I’ve tried many different ways to bind an art quilt and this is my favorite! It’s very easy to do and the result is a “hidden binding” or one that cannot be seen from the front.  I use a more traditional method to attach a binding in my utilitarian pieces… and it’s the one featured in this video.

  • Start with a quilted piece and trim square… or rectangular.  {This technique will work for curved sides, but for today, I’m showing you on this straight-edged piece.}  It’s okay if your design does not reach the edge exactly, just as long as you are within a quarter of an inch, you’re fine.
  • For a small piece, I usually cut my strips 2″ wide and fold in half… on larger pieces, my strips are wider.  I’ve seen all different widths over the years, but this range seems to work the best.  Trim two pieces the length of your piece and attach to opposite sides utilizing a 1/4″ seam.  Iron open, lay flat and measure two remaining sides.  Cut two more pieces to fit and attach.  I generally measure before I attach so I can keep my sides the lengths I desire.  On larger pieces, I would pin in place before sewing.  {Hint: a walking foot works best here}.
  • This step is optional, but I have found it makes a slight difference: After ironing all the seams open, go around the whole piece once again, sewing 1/8th of an inch on the binding.  I find this helps to lay the binding flat when it’s all flipped over.
  • To help your binding “remember” where it’s supposed to go, flip it over to the back of the quilt, tugging ever-so-slightly so as to make the binding vanish from the front.  Try to keep this edge straight and uniform.  Iron to create a crease.  Do this on all four sides.  {A thought: In the past I’ve had a couple of “iron surprises” in which a dirty iron basically “throws up” on my quilt… not a pretty picture.  For this reason, I always iron on the back and I have no qualms about replacing a dirty iron.}
  • At this point, you will have two edges that are pieced, and two that are whole.  Fold down the pieced edge first… a tiny detail, but one that can make a difference.  Using coordinating thread whip stitch this edge down.  Repeat this on the opposing edge.
  • Now, with two edges to go, fold one side over paying attention to the corner.  If you like a pointed corner, it’s best to trim  some of the bulk before folding.  In my case, I prefer an organic corner, so I fold and pinch when I see what I like.  What matters is not how pointy the corners are or how perfect they look, IMHO what matters most is that they all match and the style of the corner matches that of the piece.
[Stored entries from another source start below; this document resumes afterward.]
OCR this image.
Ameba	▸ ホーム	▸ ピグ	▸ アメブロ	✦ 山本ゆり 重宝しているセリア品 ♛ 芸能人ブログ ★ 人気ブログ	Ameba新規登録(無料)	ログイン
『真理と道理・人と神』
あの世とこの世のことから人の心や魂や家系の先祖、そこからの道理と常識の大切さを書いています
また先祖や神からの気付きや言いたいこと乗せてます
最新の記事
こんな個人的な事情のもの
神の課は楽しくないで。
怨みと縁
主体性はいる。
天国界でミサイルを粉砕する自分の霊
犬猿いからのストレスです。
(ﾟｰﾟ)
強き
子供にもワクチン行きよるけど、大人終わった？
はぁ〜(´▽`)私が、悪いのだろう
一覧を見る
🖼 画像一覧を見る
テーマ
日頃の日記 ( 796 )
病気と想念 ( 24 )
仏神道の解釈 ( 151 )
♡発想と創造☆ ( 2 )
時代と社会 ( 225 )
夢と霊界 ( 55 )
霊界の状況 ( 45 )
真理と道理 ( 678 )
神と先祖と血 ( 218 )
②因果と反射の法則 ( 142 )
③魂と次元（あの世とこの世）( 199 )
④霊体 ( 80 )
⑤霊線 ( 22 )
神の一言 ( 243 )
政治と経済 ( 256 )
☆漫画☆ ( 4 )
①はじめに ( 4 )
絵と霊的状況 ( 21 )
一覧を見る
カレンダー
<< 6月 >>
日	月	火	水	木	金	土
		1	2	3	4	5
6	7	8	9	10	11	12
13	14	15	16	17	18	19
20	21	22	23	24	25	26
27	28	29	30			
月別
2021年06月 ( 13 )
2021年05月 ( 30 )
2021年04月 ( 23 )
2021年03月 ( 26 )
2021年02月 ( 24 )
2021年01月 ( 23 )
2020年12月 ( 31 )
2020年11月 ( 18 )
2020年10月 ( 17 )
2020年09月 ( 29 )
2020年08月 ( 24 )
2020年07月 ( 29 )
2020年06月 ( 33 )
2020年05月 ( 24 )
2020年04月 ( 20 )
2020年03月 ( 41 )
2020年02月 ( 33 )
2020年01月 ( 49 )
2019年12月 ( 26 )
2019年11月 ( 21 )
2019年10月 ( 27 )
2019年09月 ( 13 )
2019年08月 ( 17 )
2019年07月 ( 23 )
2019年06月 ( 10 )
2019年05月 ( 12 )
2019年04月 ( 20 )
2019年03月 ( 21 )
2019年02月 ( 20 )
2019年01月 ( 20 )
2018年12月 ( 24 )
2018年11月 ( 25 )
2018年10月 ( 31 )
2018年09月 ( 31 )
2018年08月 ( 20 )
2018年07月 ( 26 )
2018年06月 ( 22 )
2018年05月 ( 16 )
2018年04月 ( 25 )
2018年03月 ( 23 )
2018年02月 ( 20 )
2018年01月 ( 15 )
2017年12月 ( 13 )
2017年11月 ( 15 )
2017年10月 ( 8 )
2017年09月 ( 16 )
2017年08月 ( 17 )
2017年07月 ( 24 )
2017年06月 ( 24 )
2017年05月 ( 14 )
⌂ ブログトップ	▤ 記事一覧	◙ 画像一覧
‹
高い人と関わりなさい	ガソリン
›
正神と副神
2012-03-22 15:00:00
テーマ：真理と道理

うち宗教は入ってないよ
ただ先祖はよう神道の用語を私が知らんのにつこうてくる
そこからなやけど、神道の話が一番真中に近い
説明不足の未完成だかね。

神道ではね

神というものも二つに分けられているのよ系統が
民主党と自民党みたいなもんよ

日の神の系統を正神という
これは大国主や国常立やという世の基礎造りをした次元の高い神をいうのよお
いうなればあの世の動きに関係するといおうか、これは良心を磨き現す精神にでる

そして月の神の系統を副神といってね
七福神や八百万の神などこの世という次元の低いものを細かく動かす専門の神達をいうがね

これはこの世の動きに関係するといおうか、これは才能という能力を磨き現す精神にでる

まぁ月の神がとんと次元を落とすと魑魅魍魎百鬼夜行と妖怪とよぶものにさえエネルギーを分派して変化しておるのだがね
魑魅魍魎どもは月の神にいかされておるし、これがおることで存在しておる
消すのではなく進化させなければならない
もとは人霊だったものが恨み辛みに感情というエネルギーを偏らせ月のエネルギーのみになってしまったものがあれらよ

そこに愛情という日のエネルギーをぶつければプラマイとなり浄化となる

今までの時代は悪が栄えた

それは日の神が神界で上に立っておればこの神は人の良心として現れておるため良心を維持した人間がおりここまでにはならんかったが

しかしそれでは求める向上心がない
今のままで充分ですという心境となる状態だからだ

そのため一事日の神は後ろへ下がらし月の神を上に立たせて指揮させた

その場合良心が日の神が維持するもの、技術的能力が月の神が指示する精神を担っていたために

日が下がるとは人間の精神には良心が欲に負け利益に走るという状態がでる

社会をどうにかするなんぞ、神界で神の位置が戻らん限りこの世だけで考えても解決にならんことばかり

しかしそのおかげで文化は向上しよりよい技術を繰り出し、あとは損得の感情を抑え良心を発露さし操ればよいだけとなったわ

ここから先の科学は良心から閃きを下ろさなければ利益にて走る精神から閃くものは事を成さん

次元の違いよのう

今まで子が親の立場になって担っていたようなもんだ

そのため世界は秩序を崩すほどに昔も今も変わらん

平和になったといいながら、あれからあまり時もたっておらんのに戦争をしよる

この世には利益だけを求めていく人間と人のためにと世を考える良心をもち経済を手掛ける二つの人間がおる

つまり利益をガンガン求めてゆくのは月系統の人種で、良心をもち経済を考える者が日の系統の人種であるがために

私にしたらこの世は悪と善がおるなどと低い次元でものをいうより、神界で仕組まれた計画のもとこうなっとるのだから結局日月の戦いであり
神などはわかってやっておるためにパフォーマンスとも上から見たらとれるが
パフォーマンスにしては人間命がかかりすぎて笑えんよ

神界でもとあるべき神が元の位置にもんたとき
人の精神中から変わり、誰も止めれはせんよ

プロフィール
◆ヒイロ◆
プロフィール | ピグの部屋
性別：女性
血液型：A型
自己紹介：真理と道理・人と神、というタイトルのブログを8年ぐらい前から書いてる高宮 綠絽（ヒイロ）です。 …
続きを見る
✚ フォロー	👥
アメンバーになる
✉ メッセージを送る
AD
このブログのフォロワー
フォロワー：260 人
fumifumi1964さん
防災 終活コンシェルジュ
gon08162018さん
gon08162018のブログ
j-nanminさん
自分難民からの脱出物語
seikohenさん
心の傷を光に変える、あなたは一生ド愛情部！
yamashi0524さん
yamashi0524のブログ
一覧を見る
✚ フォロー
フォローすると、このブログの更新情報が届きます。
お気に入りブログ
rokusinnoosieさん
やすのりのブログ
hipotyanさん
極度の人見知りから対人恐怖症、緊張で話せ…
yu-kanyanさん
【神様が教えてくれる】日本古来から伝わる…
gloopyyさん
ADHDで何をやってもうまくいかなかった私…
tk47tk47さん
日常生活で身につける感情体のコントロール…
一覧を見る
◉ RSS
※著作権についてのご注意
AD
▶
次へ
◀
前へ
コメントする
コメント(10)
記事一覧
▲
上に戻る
To finish I attach a sleeve and sign the back.  Voila!

As for the quilt… yes, it’s for sale!  Just stop by my shop if you are curious!
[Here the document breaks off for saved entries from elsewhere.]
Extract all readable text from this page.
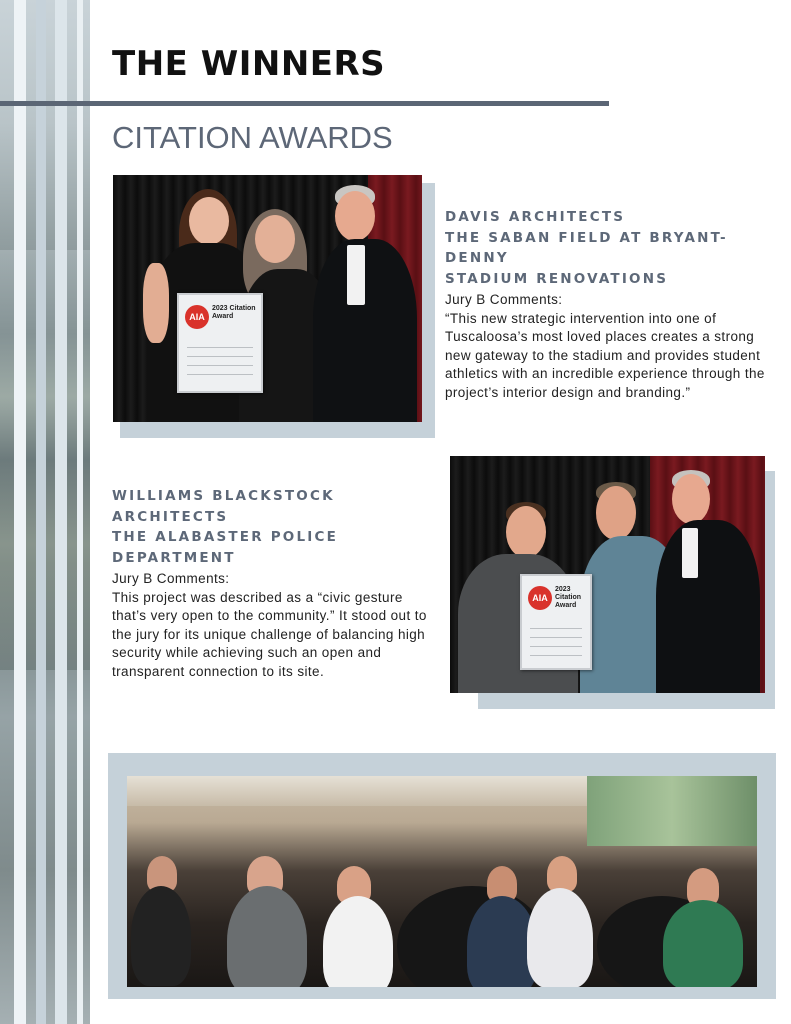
THE WINNERS
CITATION AWARDS
AIA
2023 Citation Award

DAVIS ARCHITECTS

THE SABAN FIELD AT BRYANT-DENNY

STADIUM RENOVATIONS

Jury B Comments:

“This new strategic intervention into one of Tuscaloosa’s most loved places creates a strong new gateway to the stadium and provides student athletics with an incredible experience through the project’s interior design and branding.”

WILLIAMS BLACKSTOCK ARCHITECTS

THE ALABASTER POLICE DEPARTMENT

Jury B Comments:

This project was described as a “civic gesture that’s very open to the community.” It stood out to the jury for its unique challenge of balancing high security while achieving such an open and transparent connection to its site.

AIA
2023 Citation Award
Laura MFebruary 1, 2014 - 3:31 pm

I just finished trying this binding on a small wall quilt and I didn’t trim the corners, but found it a bit too bulky, so I turned it over, got out the hammer and hammered the corners, now they are great! I’ve used the hammer to flatten seams on jeans hems, so I figured it would work.

MariannaOctober 20, 2010 - 8:45 am

I have struggled with giving my small wall quilts a nice looking binding. I love this method! Thank you for sharing. I know I will be able to use it in the future.

Cheryl ArkisonOctober 19, 2010 - 3:55 pm

Well that’s interesting. And pretty useful info for a rather big project I have on my plate. Thanks!

mjbOctober 14, 2010 - 4:40 pm

Thanks so much for posting this! I’ll have to give it a try for sure.